El lenguaje de la cámara es muy bonito y todo lo traduce a cine. Cuando vi la película la primera vez me sorprendí y eso que había estado allí rodando. Es como una reinterpretación de lo que tienes. Es muy curioso ver retratos de lo cotidiano de personas y lugares que vemos a diario.

Prepara un personaje de estas características requiere de un trabajo previo exhaustivo. En eso Manuel Martín Cuenca es todo un experto y se llevó al reparto a las diferentes localizaciones para experimentar y crear situaciones límite.

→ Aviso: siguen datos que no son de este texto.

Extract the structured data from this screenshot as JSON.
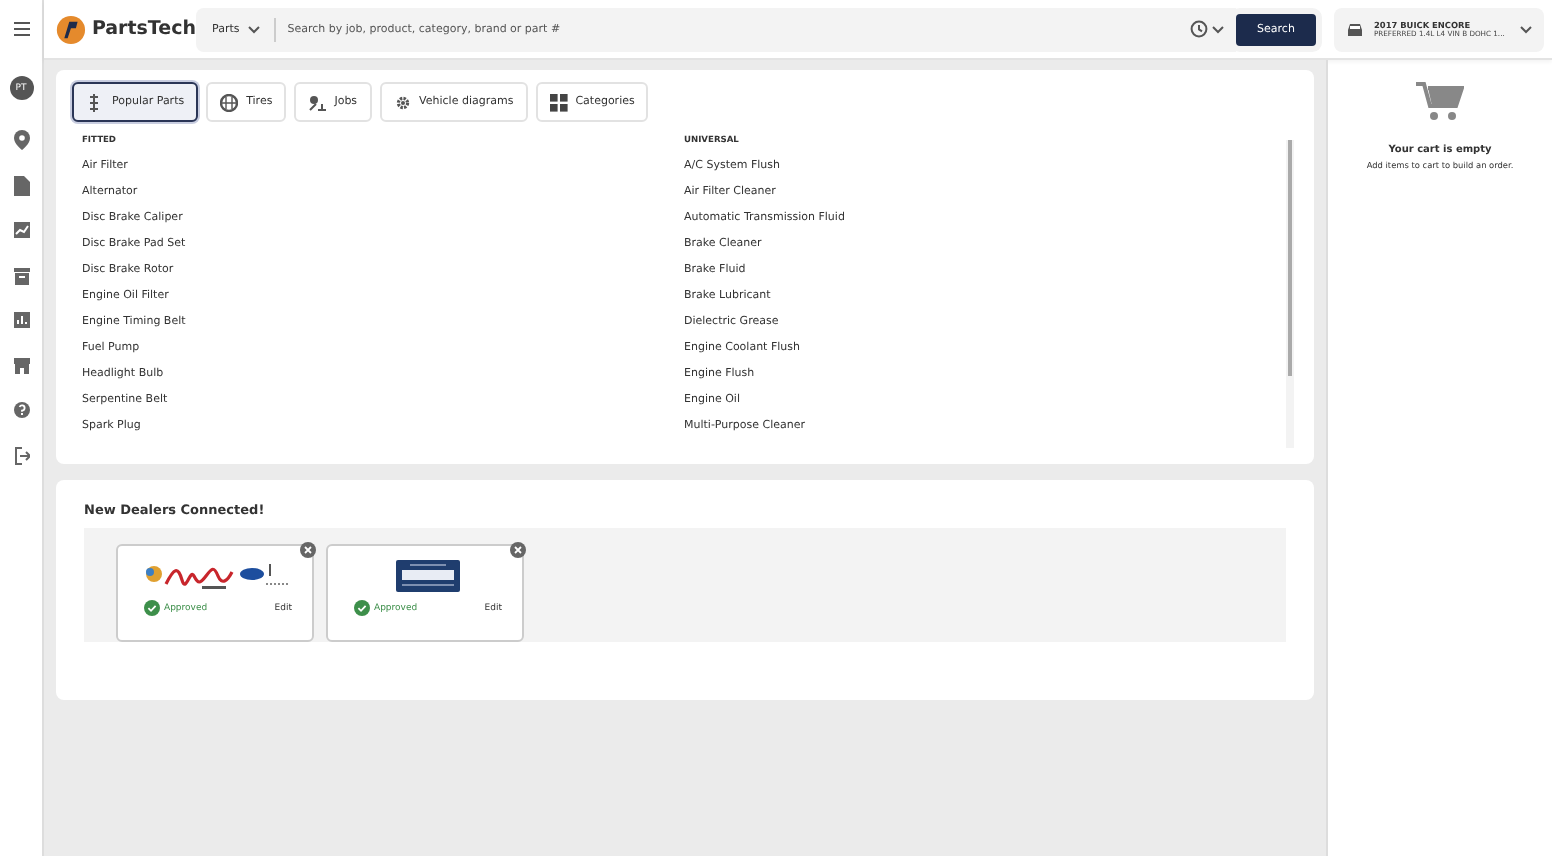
{
  "sidebar": {
    "avatar": "PT"
  },
  "header": {
    "brand": "PartsTech",
    "scope": "Parts",
    "search_placeholder": "Search by job, product, category, brand or part #",
    "search_button": "Search",
    "vehicle": {
      "title": "2017 BUICK ENCORE",
      "subtitle": "PREFERRED 1.4L L4 VIN B DOHC 1..."
    }
  },
  "tabs": [
    {
      "label": "Popular Parts",
      "selected": true
    },
    {
      "label": "Tires",
      "selected": false
    },
    {
      "label": "Jobs",
      "selected": false
    },
    {
      "label": "Vehicle diagrams",
      "selected": false
    },
    {
      "label": "Categories",
      "selected": false
    }
  ],
  "columns": [
    {
      "heading": "FITTED",
      "items": [
        "Air Filter",
        "Alternator",
        "Disc Brake Caliper",
        "Disc Brake Pad Set",
        "Disc Brake Rotor",
        "Engine Oil Filter",
        "Engine Timing Belt",
        "Fuel Pump",
        "Headlight Bulb",
        "Serpentine Belt",
        "Spark Plug"
      ]
    },
    {
      "heading": "UNIVERSAL",
      "items": [
        "A/C System Flush",
        "Air Filter Cleaner",
        "Automatic Transmission Fluid",
        "Brake Cleaner",
        "Brake Fluid",
        "Brake Lubricant",
        "Dielectric Grease",
        "Engine Coolant Flush",
        "Engine Flush",
        "Engine Oil",
        "Multi-Purpose Cleaner"
      ]
    }
  ],
  "dealers": {
    "title": "New Dealers Connected!",
    "cards": [
      {
        "status": "Approved",
        "action": "Edit"
      },
      {
        "status": "Approved",
        "action": "Edit"
      }
    ]
  },
  "cart": {
    "title": "Your cart is empty",
    "message": "Add items to cart to build an order."
  }
}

Manuel genera un trabajo que es una especie de ritual. Tengo la sensación de que le da mucha importancia al lugar. Para escribir se fue allí cierto tiempo. Sabe del poder que tiene el lugar. Nosotros estuvimos unas semanas antes viviendo allí. Bajábamos a Jaén y estuvimos acudiendo a dos centros de menores o paseando por sus calles. Yo viví realmente lo que le pasaba a mi personaje. Martín Cuenta sabe generarte experiencias. Yo bajé a Jaén con la barriga de embarazada que aparece en la película. Teníamos que ir a rodar a la casa que estaba a una hora de nuestra ubicación y teníamos que atravesar muchos caminos rurales.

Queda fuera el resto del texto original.